La question sous-jacente à cet incident est évidemment la portée de cette enquête sur les affaires à venir, confrontant directement ces géants du numérique qui traitent des données à caractère personnel, avec l’application du RGPD. En effet les sociétés comme Facebook, Google, Apple ou AirBnB ont majoritairement implanté leurs sièges sociaux européens en Irlande à cause d’un régime fiscal des sociétés très favorable. Cela pourrait mettre l’autorité de contrôle irlandaise en première ligne concernant les litiges relatifs à ces entreprises. En effet, force est de constater que les plus grosses affaires de fuites, de vols, ou de pertes de données personnelles proviennent généralement des sociétés qui en exploitent le plus. Il est aussi admis, depuis l’affaire Schrems de 2015 ayant amené la cour de justice de l’Union européenne à faire invalider l’accord « Safe Harbor » encadrant l’utilisation des données des internautes européens par des sociétés américaines, que ces géants du numérique ont une propension plus grande par leur taille géantissime à déclencher des scandales médiatiques et accroître la prise de conscience de l’opinion publique lorsqu’un problème de cette ampleur survient. Cela a d’ailleurs encore été récemment prouvé à travers le scandale « Cambridge Analytica » quand, au début de l’année 2018, les données de près de 90 millions d’utilisateurs de Facebook ont été collectées et potentiellement utilisées dans le cadre d’une campagne de désinformation pendant les élections présidentielles américaines.
Cette enquête pourrait alors placer l’Irlande dans la situation de premier gendarme de l’Union européenne, dans la constatation et la mise en place d’enquête de non-conformité au règlement, ainsi que dans les sanctions éventuellement prononcées. A l’heure actuelle on estime à 91% les parts de marché de Google en termes de requêtes sur un moteur de recherche en Europe et à 377 millions d’utilisateurs européens de Facebook.
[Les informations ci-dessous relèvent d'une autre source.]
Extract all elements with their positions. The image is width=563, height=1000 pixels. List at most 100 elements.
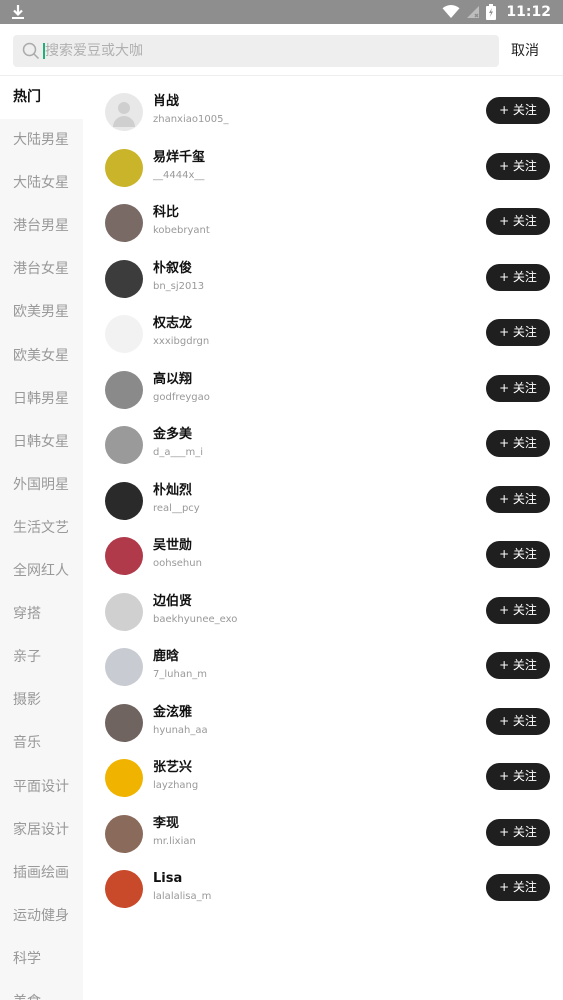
follow-button[interactable]: + 关注: [486, 596, 550, 624]
celebrity-handle: real__pcy: [153, 502, 200, 514]
follow-button[interactable]: + 关注: [486, 541, 550, 568]
celebrity-handle: lalalalisa_m: [153, 891, 212, 902]
celebrity-row[interactable]: 科比 kobebryant + 关注: [83, 204, 563, 260]
follow-button[interactable]: + 关注: [486, 374, 550, 402]
celebrity-handle: oohsehun: [153, 558, 202, 569]
avatar[interactable]: [105, 537, 143, 575]
avatar[interactable]: [105, 870, 143, 908]
avatar[interactable]: [105, 703, 143, 742]
avatar[interactable]: [105, 148, 143, 187]
avatar[interactable]: [105, 592, 143, 631]
search-icon: [22, 42, 40, 60]
category-item[interactable]: 科学: [0, 938, 83, 981]
follow-button[interactable]: + 关注: [486, 319, 550, 346]
celebrity-name: 高以翔: [153, 371, 193, 387]
follow-button[interactable]: + 关注: [486, 707, 550, 735]
category-sidebar: 热门 大陆男星 大陆女星 港台男星 港台女星 欧美男星 欧美女星 日韩男星 日韩女星 外国明星 生活…: [0, 76, 83, 1000]
avatar[interactable]: [105, 204, 143, 242]
signal-icon: [467, 6, 480, 18]
clock: 11:12: [506, 4, 551, 20]
category-item[interactable]: 平面设计: [0, 766, 83, 809]
celebrity-handle: godfreygao: [153, 391, 210, 403]
category-item[interactable]: 大陆男星: [0, 119, 83, 162]
celebrity-row[interactable]: Lisa lalalalisa_m + 关注: [83, 870, 563, 926]
celebrity-handle: d_a___m_i: [153, 447, 203, 458]
category-item[interactable]: 外国明星: [0, 464, 83, 507]
celebrity-name: Lisa: [153, 871, 183, 886]
avatar[interactable]: [105, 648, 143, 686]
follow-button[interactable]: + 关注: [486, 97, 550, 124]
celebrity-name: 科比: [153, 205, 180, 220]
celebrity-handle: layzhang: [153, 780, 199, 791]
celebrity-row[interactable]: 金泫雅 hyunah_aa + 关注: [83, 703, 563, 760]
celebrity-handle: xxxibgdrgn: [153, 336, 210, 347]
celebrity-handle: 7_luhan_m: [153, 669, 208, 680]
cancel-button[interactable]: 取消: [511, 41, 539, 61]
celebrity-row[interactable]: 易烊千玺 __4444x__ + 关注: [83, 148, 563, 205]
avatar[interactable]: [105, 93, 143, 131]
category-item[interactable]: 亲子: [0, 636, 83, 679]
category-item[interactable]: 插画绘画: [0, 852, 83, 895]
category-item[interactable]: 摄影: [0, 679, 83, 722]
celebrity-row[interactable]: 肖战 zhanxiao1005_ + 关注: [83, 93, 563, 149]
search-bar: 搜索爱豆或大咖 取消: [0, 24, 563, 76]
celebrity-row[interactable]: 张艺兴 layzhang + 关注: [83, 759, 563, 815]
celebrity-row[interactable]: 吴世勋 oohsehun + 关注: [83, 537, 563, 593]
category-item[interactable]: 家居设计: [0, 809, 83, 852]
search-placeholder: 搜索爱豆或大咖: [45, 43, 143, 59]
follow-button[interactable]: + 关注: [486, 874, 550, 901]
search-input[interactable]: 搜索爱豆或大咖: [13, 35, 499, 67]
follow-button[interactable]: + 关注: [486, 818, 550, 846]
celebrity-name: 朴叙俊: [153, 260, 193, 276]
status-bar: 11:12: [0, 0, 563, 24]
avatar[interactable]: [105, 426, 143, 464]
category-item[interactable]: 生活文艺: [0, 507, 83, 550]
category-item[interactable]: 日韩男星: [0, 378, 83, 421]
category-item[interactable]: 日韩女星: [0, 421, 83, 464]
avatar[interactable]: [105, 814, 143, 853]
celebrity-row[interactable]: 权志龙 xxxibgdrgn + 关注: [83, 315, 563, 371]
category-item[interactable]: 港台女星: [0, 248, 83, 291]
follow-button[interactable]: + 关注: [486, 430, 550, 457]
celebrity-handle: hyunah_aa: [153, 724, 208, 736]
celebrity-name: 金多美: [153, 427, 193, 442]
celebrity-row[interactable]: 李现 mr.lixian + 关注: [83, 814, 563, 871]
celebrity-row[interactable]: 鹿晗 7_luhan_m + 关注: [83, 648, 563, 704]
follow-button[interactable]: + 关注: [486, 485, 550, 513]
celebrity-name: 吴世勋: [153, 538, 193, 553]
celebrity-handle: __4444x__: [153, 169, 205, 181]
celebrity-name: 鹿晗: [153, 649, 180, 664]
follow-button[interactable]: + 关注: [486, 652, 550, 679]
follow-button[interactable]: + 关注: [486, 152, 550, 180]
category-item[interactable]: 欧美男星: [0, 291, 83, 334]
category-item[interactable]: 港台男星: [0, 205, 83, 248]
category-item[interactable]: 美食: [0, 981, 83, 1000]
avatar[interactable]: [105, 370, 143, 409]
avatar[interactable]: [105, 481, 143, 520]
celebrity-row[interactable]: 边伯贤 baekhyunee_exo + 关注: [83, 592, 563, 649]
follow-button[interactable]: + 关注: [486, 208, 550, 235]
category-item[interactable]: 热门: [0, 76, 83, 120]
celebrity-name: 李现: [153, 815, 180, 831]
avatar[interactable]: [105, 315, 143, 353]
celebrity-row[interactable]: 朴叙俊 bn_sj2013 + 关注: [83, 259, 563, 316]
avatar[interactable]: [105, 259, 143, 298]
category-item[interactable]: 欧美女星: [0, 335, 83, 378]
category-item[interactable]: 运动健身: [0, 895, 83, 938]
celebrity-row[interactable]: 高以翔 godfreygao + 关注: [83, 370, 563, 427]
wifi-icon: [442, 5, 460, 18]
celebrity-row[interactable]: 金多美 d_a___m_i + 关注: [83, 426, 563, 482]
celebrity-handle: kobebryant: [153, 225, 210, 236]
category-item[interactable]: 穿搭: [0, 593, 83, 636]
category-item[interactable]: 音乐: [0, 722, 83, 765]
celebrity-name: 易烊千玺: [153, 149, 206, 165]
celebrity-name: 朴灿烈: [153, 482, 193, 498]
follow-button[interactable]: + 关注: [486, 263, 550, 291]
category-item[interactable]: 大陆女星: [0, 162, 83, 205]
celebrity-list: 肖战 zhanxiao1005_ + 关注 易烊千玺 __4444x__ + 关注 科比 ko…: [83, 76, 563, 1000]
celebrity-name: 权志龙: [153, 316, 193, 331]
avatar[interactable]: [105, 759, 143, 797]
category-item[interactable]: 全网红人: [0, 550, 83, 593]
celebrity-row[interactable]: 朴灿烈 real__pcy + 关注: [83, 481, 563, 538]
follow-button[interactable]: + 关注: [486, 763, 550, 790]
L’importance de la collaboration interétatique
Cependant, il est primordial que cette position favorise une coordination entre les autorités. C’est ce qui a d’ailleurs été prévu à l’article 61 du règlement par l’extension de la notion d’assistance mutuelle, jusque-là assez vague dans la directive de 1995. Il est en l’espèce important que le DPC puisse et doive communiquer toutes les informations utiles dans des délais prévus et avec un cadre juridique spécifique.
En ce sens il est également intéressant de souligner le rôle du CEPD par sa formation, mais aussi par les missions qui lui sont confiées. En effet il a pour objectif de surveiller et garantir la bonne application du règlement, mais sans porter préjudice aux missions de contrôle des autorités indépendantes. Cela laisse deviner un rôle de ciment des différentes autorités, plutôt que l’exercice d’un véritable contrôle sur ces dernières.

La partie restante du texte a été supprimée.